GPSolo Magazine - June 2004
Using Trial Technology When You’re Not in Trial
Trial technology is not something to use just in the courtroom. In my litigation practice I use a combination of different programs and hardware in several major areas including client conferences, responding to written discovery requests, in depositions, and for mediation. Because most cases settle before trial, waiting until you’re in the midst of one means you’ll never have a chance to develop your trial technology skills so you’ll be ready if your case actually goes to trial.
Before you can use trial technology in other areas of practice, you must change some fundamental things. For example, paper files are not much use, so every document in your case file must exist in an electronic format or be scanned into one that is compatible with your software—especially incoming hard-copy documents. Multi-page TIFF images are the standard format used by most litigation support programs, but you can also use PDF files (the standard for e-filing in many jurisdictions). In some cases you may need to create an image from a document you created with your word processing program. If so, see whether you can “print” the document directly to an electronic format so you can skip the scanning and speed up the process. (For a brief description of how to do this, see the article “e-briefs and e-filing are e-z” on page 30 of this issue.)
The First Step
The great thing about trial technology is that it can help you be better organized right from the start. I am a firm believer that litigation files should be organized in some type of litigation support database such as CaseMap, Summation, or similar programs. After I receive a file and my staff organizes and then images the documents, I begin my substantive review during a client conference. We meet in the conference room, where a digital projector and screen let us look at the documents in enlarged form. We can easily view and discuss the documents, and I log the information in the database grid that I’m using on my laptop as we go along. Whether or not the clients know much about computers, we are at this point creating a database about the matter. Clients are pleased by this setup and by the speed with which you can obtain information tracked in your litigation support program; they also appreciate being able to offer assistance with pertinent information. I find I always learn more from the client using this method than by reviewing the files myself.
I do the same thing when it is time to prepare responses to interrogatories or requests for production of documents. Although I can’t explain how or why this works, it seems that displaying rough-draft answers on the large-screen format helps the client think of appropriate responses and provide the necessary information more easily. The ability to reference necessary documents quickly also speeds the process along.
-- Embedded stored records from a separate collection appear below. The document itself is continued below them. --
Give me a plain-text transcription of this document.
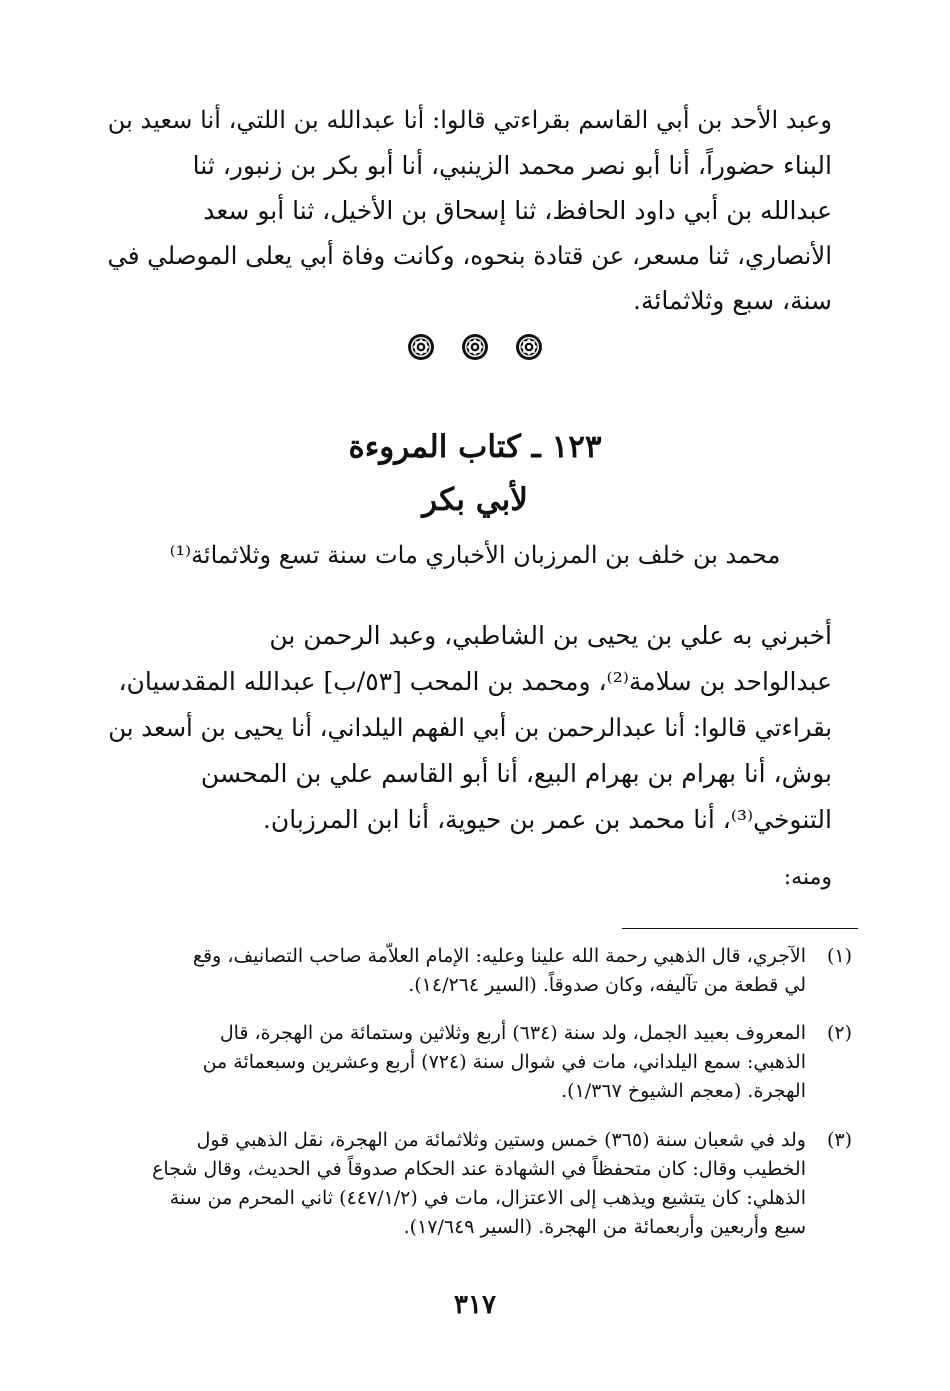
وعبد الأحد بن أبي القاسم بقراءتي قالوا: أنا عبدالله بن اللتي، أنا سعيد بن
البناء حضوراً، أنا أبو نصر محمد الزينبي، أنا أبو بكر بن زنبور، ثنا
عبدالله بن أبي داود الحافظ، ثنا إسحاق بن الأخيل، ثنا أبو سعد
الأنصاري، ثنا مسعر، عن قتادة بنحوه، وكانت وفاة أبي يعلى الموصلي في
سنة، سبع وثلاثمائة.

١٢٣ ـ كتاب المروءة
لأبي بكر
محمد بن خلف بن المرزبان الأخباري مات سنة تسع وثلاثمائة⁽¹⁾

أخبرني به علي بن يحيى بن الشاطبي، وعبد الرحمن بن
عبدالواحد بن سلامة⁽²⁾، ومحمد بن المحب [٥٣/ب] عبدالله المقدسيان،
بقراءتي قالوا: أنا عبدالرحمن بن أبي الفهم اليلداني، أنا يحيى بن أسعد بن
بوش، أنا بهرام بن بهرام البيع، أنا أبو القاسم علي بن المحسن
التنوخي⁽³⁾، أنا محمد بن عمر بن حيوية، أنا ابن المرزبان.

ومنه:
(١)
الآجري، قال الذهبي رحمة الله علينا وعليه: الإمام العلاّمة صاحب التصانيف، وقع
لي قطعة من تآليفه، وكان صدوقاً. (السير ١٤/٢٦٤).
(٢)
المعروف بعبيد الجمل، ولد سنة (٦٣٤) أربع وثلاثين وستمائة من الهجرة، قال
الذهبي: سمع اليلداني، مات في شوال سنة (٧٢٤) أربع وعشرين وسبعمائة من
الهجرة. (معجم الشيوخ ١/٣٦٧).
(٣)
ولد في شعبان سنة (٣٦٥) خمس وستين وثلاثمائة من الهجرة، نقل الذهبي قول
الخطيب وقال: كان متحفظاً في الشهادة عند الحكام صدوقاً في الحديث، وقال شجاع
الذهلي: كان يتشيع ويذهب إلى الاعتزال، مات في (٤٤٧/١/٢) ثاني المحرم من سنة
سبع وأربعين وأربعمائة من الهجرة. (السير ١٧/٦٤٩).
٣١٧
Again, the collaborative effort between client and attorney strengthens the relationship.
Putting It to Use
Having built the database and thoroughly reviewed the documents, you are ready to use the same technology at deposition, setting up the conference room with a projector and screen. When I want to discuss an exhibit, I project it onto the screen. I use electronic annotation tools where appropriate to mark the exhibit; when I’m done, I print a color copy on my portable printer to include as part of the record. I find that witnesses are impressed by this process because counsel appears to be thoroughly in control. Projected images, as at trial, have a more powerful impact than photocopies. Drawing witnesses’ attention to the screen also may prompt them to be less focused and enable you to elicit testimony you otherwise might not get.
The same technology is equally impressive at mediation. Many lawyers forgo the introductory session during which each party gives its presentation of the case, figuring it won’t persuade the other side or the mediator at the outset of the process. They’re wrong. Don’t miss the opportunity to use trial technology to your advantage here. You may present something as simple as a PowerPoint demonstration focusing on key points, highlighting a few key documents, or showing compelling photographs as blowups. Or you might gear up and show annotated documents or use some of the PowerPoint special effects, or those in trial presentation programs such as Sanction or TrialDirector. Use this opportunity to influence the mediator as well as your opponent right from the outset. You are guaranteed to get a better result if you come in fully prepared to present your case in a compelling visual way. Give them a taste of what you can do in the informal setting of a mediation, and they may fear the prospect of more to come at trial.
Trial technology can be used effectively in many other day-to-day tasks. There is no limit to creative use of technology. The important thing is not to allow labels to limit your thinking: Just because software has the word “trial” in its name doesn’t mean you can’t employ it effectively elsewhere. If you do things right, you may never have to get to trial.